Indian cellco Reliance Communications (RCOM) has revealed a 2.7% rise year-on-year in consolidated net profit for the three months ended 31 December 2008. Net profit for the quarter stood at INR14.1 billion (USD286.7 million), up from INR1.37 million a year earlier. Revenues for the operator also rose against the same period last year, climbing 20% to INR58.5 billion, whilst earnings before interest, tax, depreciation and amortisation (EBITDA) rose 11% y-o-y to INR23.5 billion. RCOM attributed the growth to the increased subscriber numbers, boosted by the launch of GSM and DTH services. RCOM chairman and managing director has announced that the cellco will reduce CAPEX for the next financial year to INR150 billion, down from the INR250 billion it has planned for the existing year; the operator claims to have spent INR160 billion so far this financial year ending March.

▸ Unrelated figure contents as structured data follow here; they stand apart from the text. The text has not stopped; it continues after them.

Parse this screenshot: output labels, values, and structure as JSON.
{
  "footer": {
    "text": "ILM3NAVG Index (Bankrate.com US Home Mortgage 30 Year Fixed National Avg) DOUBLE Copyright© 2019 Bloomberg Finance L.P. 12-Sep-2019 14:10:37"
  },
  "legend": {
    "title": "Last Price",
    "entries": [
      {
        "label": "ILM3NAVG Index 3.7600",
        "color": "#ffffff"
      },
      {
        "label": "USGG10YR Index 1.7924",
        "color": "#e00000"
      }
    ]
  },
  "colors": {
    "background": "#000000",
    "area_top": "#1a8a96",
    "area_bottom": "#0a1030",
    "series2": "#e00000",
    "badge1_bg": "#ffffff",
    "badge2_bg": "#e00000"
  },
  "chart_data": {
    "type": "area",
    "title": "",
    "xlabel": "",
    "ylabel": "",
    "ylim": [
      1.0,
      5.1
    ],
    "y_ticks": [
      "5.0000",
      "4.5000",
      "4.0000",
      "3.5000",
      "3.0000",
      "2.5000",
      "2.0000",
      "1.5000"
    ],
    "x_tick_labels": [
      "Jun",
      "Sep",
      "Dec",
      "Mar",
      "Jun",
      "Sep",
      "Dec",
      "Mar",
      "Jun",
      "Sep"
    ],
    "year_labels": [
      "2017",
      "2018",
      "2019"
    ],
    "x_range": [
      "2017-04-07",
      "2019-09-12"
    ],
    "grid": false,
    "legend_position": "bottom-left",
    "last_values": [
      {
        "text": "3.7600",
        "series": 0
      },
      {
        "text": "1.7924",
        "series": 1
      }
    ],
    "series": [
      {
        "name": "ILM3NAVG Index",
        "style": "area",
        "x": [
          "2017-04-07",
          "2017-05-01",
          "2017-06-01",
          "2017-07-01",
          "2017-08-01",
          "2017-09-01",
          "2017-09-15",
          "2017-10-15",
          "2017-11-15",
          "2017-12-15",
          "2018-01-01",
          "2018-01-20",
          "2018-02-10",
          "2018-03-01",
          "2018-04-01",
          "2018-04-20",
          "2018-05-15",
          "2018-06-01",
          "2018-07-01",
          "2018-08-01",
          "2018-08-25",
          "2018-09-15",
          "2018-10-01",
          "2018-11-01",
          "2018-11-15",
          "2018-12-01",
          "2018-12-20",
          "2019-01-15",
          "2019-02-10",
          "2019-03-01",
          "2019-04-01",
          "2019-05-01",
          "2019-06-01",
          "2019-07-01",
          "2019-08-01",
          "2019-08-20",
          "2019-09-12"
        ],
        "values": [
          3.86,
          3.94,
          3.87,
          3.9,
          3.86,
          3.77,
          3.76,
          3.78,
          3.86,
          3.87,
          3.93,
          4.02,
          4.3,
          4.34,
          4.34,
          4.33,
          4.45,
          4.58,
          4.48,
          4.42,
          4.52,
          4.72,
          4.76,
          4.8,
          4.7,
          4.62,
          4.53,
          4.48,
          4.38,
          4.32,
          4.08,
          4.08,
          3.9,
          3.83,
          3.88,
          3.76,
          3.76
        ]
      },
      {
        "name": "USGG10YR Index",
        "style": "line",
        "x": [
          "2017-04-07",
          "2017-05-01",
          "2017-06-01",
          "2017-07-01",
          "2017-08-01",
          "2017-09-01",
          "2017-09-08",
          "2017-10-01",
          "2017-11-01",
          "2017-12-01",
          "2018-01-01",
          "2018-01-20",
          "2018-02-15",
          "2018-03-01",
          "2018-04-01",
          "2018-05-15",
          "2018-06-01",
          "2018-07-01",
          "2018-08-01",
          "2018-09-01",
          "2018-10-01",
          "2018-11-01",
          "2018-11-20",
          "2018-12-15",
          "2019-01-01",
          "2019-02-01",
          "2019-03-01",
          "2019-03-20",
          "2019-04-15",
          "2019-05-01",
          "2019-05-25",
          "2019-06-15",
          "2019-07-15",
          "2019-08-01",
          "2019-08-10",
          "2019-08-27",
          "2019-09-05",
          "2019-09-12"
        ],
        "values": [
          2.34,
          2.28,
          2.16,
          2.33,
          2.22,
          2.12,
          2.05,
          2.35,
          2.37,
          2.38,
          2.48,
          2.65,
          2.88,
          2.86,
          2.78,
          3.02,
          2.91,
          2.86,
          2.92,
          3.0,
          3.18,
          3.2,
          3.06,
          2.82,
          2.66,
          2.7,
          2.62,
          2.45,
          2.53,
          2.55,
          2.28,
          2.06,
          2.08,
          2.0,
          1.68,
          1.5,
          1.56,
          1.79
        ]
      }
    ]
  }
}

RCOM’s subscriber base climbed to 61.35 million at the end of December 2008, up from 56.05 million a year earlier, with the operator reporting that it had signed up ten million customers to its GSM-based services since launch in December 2008. RCOM has announced that its GSM network coverage will expand to approximately 24,000 towns from the current 14,000 it covers in the near future.
In separate but related news RCOM has also announced that it has integrated its GSM and CDMA services in the Orissa circle, and will now offer both under the united banner of ‘Reliance Mobile’. The cellco has claimed that merger will allow it to better utilise its resources and improve growth prospects.